Gli ultimi dati UNEP (programma ambiente delle nazioni unite), parlano chiaro: dei 255mila Km quadrati di barriere coralline del mondo, circa il 70% è a serio rischio.
L’allarme è giunto dalla NASA, che ha monitorato 1700 immagini da satellite, giungendo alla seguente conclusione: il 20% di questo insostituibile patrimonio di biodiversità già sarebbe scomparso, un 24% è attualmente in serio rischio di collasso, mentre un restante 26% è minacciato a lungo termine.
Cosa sta causando questo disastro ambientale?
In primo piano figura il “global warming”, cioè il riscaldamento globale, che sta causando un’acidificazione degli oceani riflettendosi quindi fortemente sullo stato di salute delle barriere.
Anche l’inquinamento e l’aumento della melmosità dell’acqua hanno gravi conseguenze: quest’ ultimo fattore provoca una diminuzione della trasparenza delle acque, ostacolando i raggi solari e dunque il processo di fotosintesi delle alghe, indispensabili perché il corallo si sviluppi.

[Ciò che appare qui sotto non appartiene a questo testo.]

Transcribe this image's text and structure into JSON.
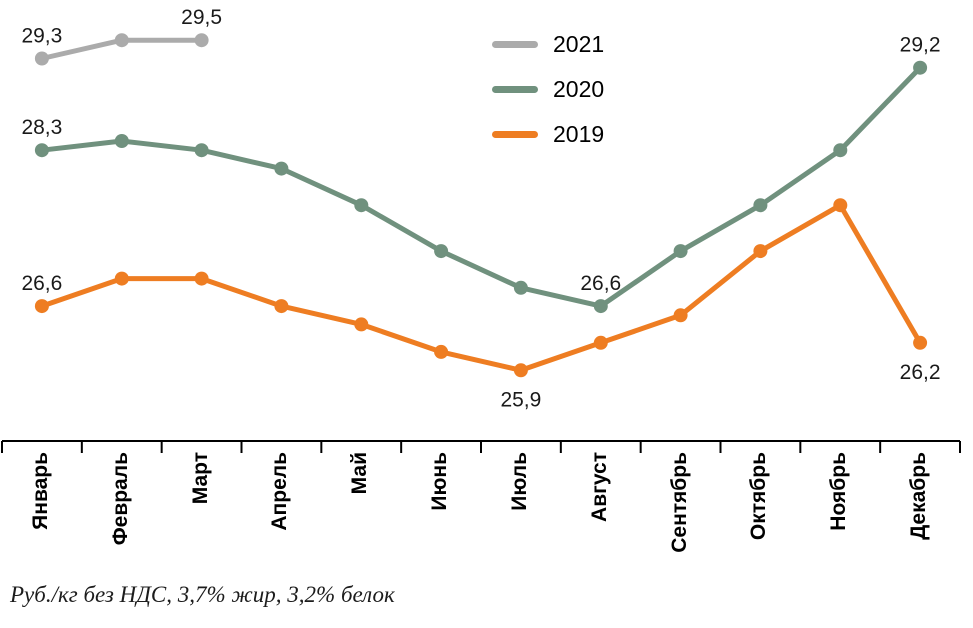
{
  "legend": {
    "items": [
      {
        "label": "2021",
        "color": "#ABABAB"
      },
      {
        "label": "2020",
        "color": "#70917E"
      },
      {
        "label": "2019",
        "color": "#EE7D22"
      }
    ]
  },
  "footer": {
    "caption": "Руб./кг без НДС, 3,7% жир, 3,2% белок"
  },
  "chart_data": {
    "type": "line",
    "title": "",
    "xlabel": "",
    "ylabel": "Руб./кг без НДС, 3,7% жир, 3,2% белок",
    "ylim": [
      25.6,
      29.7
    ],
    "grid": false,
    "legend_position": "top-center",
    "categories": [
      "Январь",
      "Февраль",
      "Март",
      "Апрель",
      "Май",
      "Июнь",
      "Июль",
      "Август",
      "Сентябрь",
      "Октябрь",
      "Ноябрь",
      "Декабрь"
    ],
    "series": [
      {
        "name": "2020",
        "color": "#70917E",
        "values": [
          28.3,
          28.4,
          28.3,
          28.1,
          27.7,
          27.2,
          26.8,
          26.6,
          27.2,
          27.7,
          28.3,
          29.2
        ]
      },
      {
        "name": "2019",
        "color": "#EE7D22",
        "values": [
          26.6,
          26.9,
          26.9,
          26.6,
          26.4,
          26.1,
          25.9,
          26.2,
          26.5,
          27.2,
          27.7,
          26.2
        ]
      },
      {
        "name": "2021",
        "color": "#ABABAB",
        "values": [
          29.3,
          29.5,
          29.5,
          null,
          null,
          null,
          null,
          null,
          null,
          null,
          null,
          null
        ]
      }
    ],
    "point_labels": [
      {
        "series": "2021",
        "index": 0,
        "text": "29,3",
        "position": "above"
      },
      {
        "series": "2021",
        "index": 2,
        "text": "29,5",
        "position": "above"
      },
      {
        "series": "2020",
        "index": 0,
        "text": "28,3",
        "position": "above"
      },
      {
        "series": "2019",
        "index": 0,
        "text": "26,6",
        "position": "above"
      },
      {
        "series": "2020",
        "index": 7,
        "text": "26,6",
        "position": "above"
      },
      {
        "series": "2019",
        "index": 6,
        "text": "25,9",
        "position": "below"
      },
      {
        "series": "2020",
        "index": 11,
        "text": "29,2",
        "position": "above"
      },
      {
        "series": "2019",
        "index": 11,
        "text": "26,2",
        "position": "below"
      }
    ]
  }
}
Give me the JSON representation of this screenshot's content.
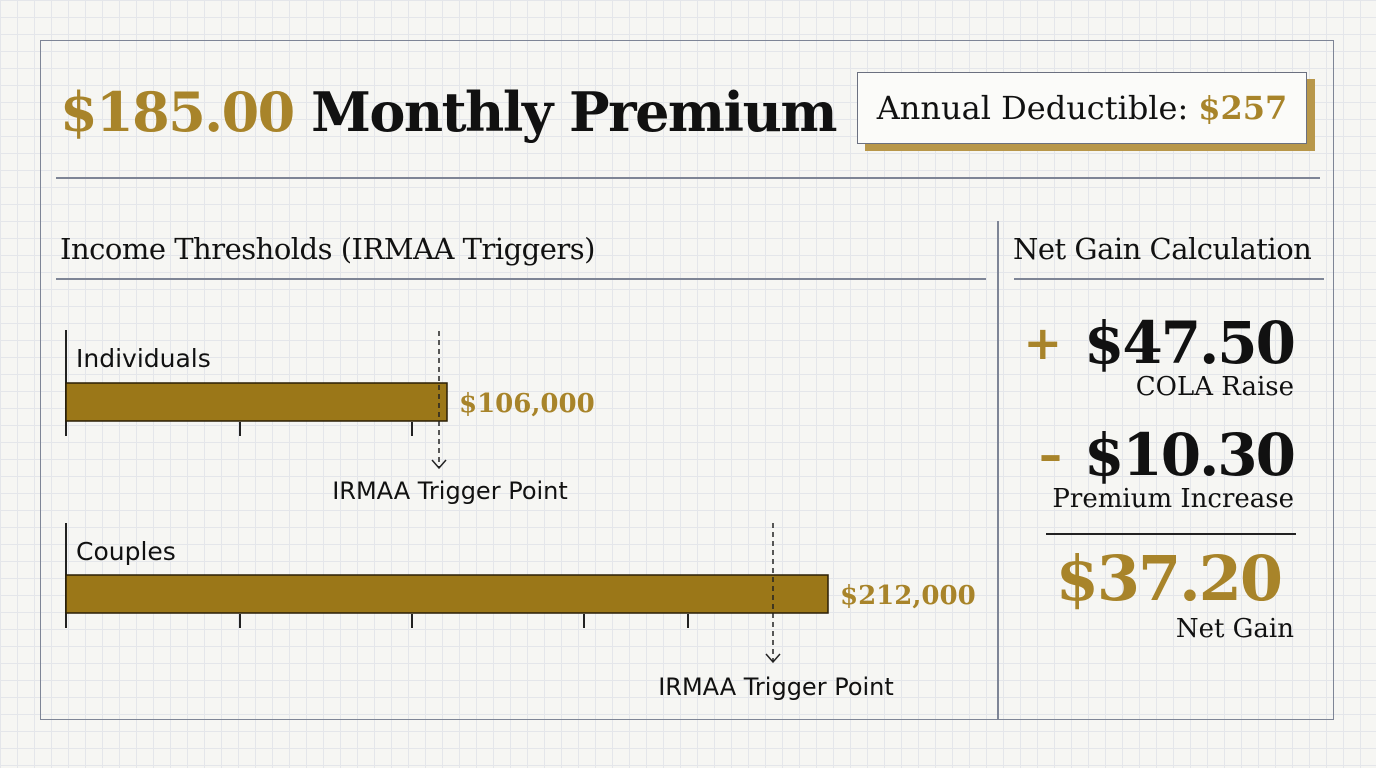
{
  "header": {
    "premium_amount": "$185.00",
    "premium_label": "Monthly Premium",
    "deductible_label": "Annual Deductible:",
    "deductible_value": "$257"
  },
  "thresholds": {
    "title": "Income Thresholds (IRMAA Triggers)"
  },
  "net_gain": {
    "title": "Net Gain Calculation",
    "cola_sign": "+",
    "cola_amount": "$47.50",
    "cola_label": "COLA Raise",
    "premium_sign": "–",
    "premium_amount": "$10.30",
    "premium_label": "Premium Increase",
    "net_amount": "$37.20",
    "net_label": "Net Gain"
  },
  "chart_data": {
    "type": "bar",
    "orientation": "horizontal",
    "title": "Income Thresholds (IRMAA Triggers)",
    "bar_color": "#9b7718",
    "value_color": "#a8842a",
    "series": [
      {
        "name": "Individuals",
        "value": 106000,
        "value_label": "$106,000",
        "trigger_label": "IRMAA Trigger Point"
      },
      {
        "name": "Couples",
        "value": 212000,
        "value_label": "$212,000",
        "trigger_label": "IRMAA Trigger Point"
      }
    ]
  }
}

In proposito ricordiamo che i coralli crescono in zone tropicali, in acque trasparenti (e perciò non crescono nelle acque torbide che si trovano per esempio alla foce dei fiumi). Crescono in associazione alle alghe verdi, che sono organismi eufotici, (organismi che hanno bisogno di molta luce), e vivono perciò a basse profondità (non più di –40 m), lì dove i raggi
del Sole arrivano ancora in abbondanza.
Oltre al riscaldamento dell’acqua oceanica, all’aumento di inquinamento e della melmosità, bisogna considerare anche la pesca di frodo, che spesso viene effettuata con vere e proprie esplosioni sottomarine e che dà un forte contributo alla distruzione di questo meraviglioso ecosistema.
Le zone maggiormente deteriorate sono situate nel sud-est asiatico, dove il tasso di distruzione va dal 38% al 45%, mentre le barriere coralline che si trovano in Australia, nel Mar Rosso e nel Pacifico beneficiano di una maggiore salvaguardia ed hanno quindi un tasso di distruzione del 2-4%.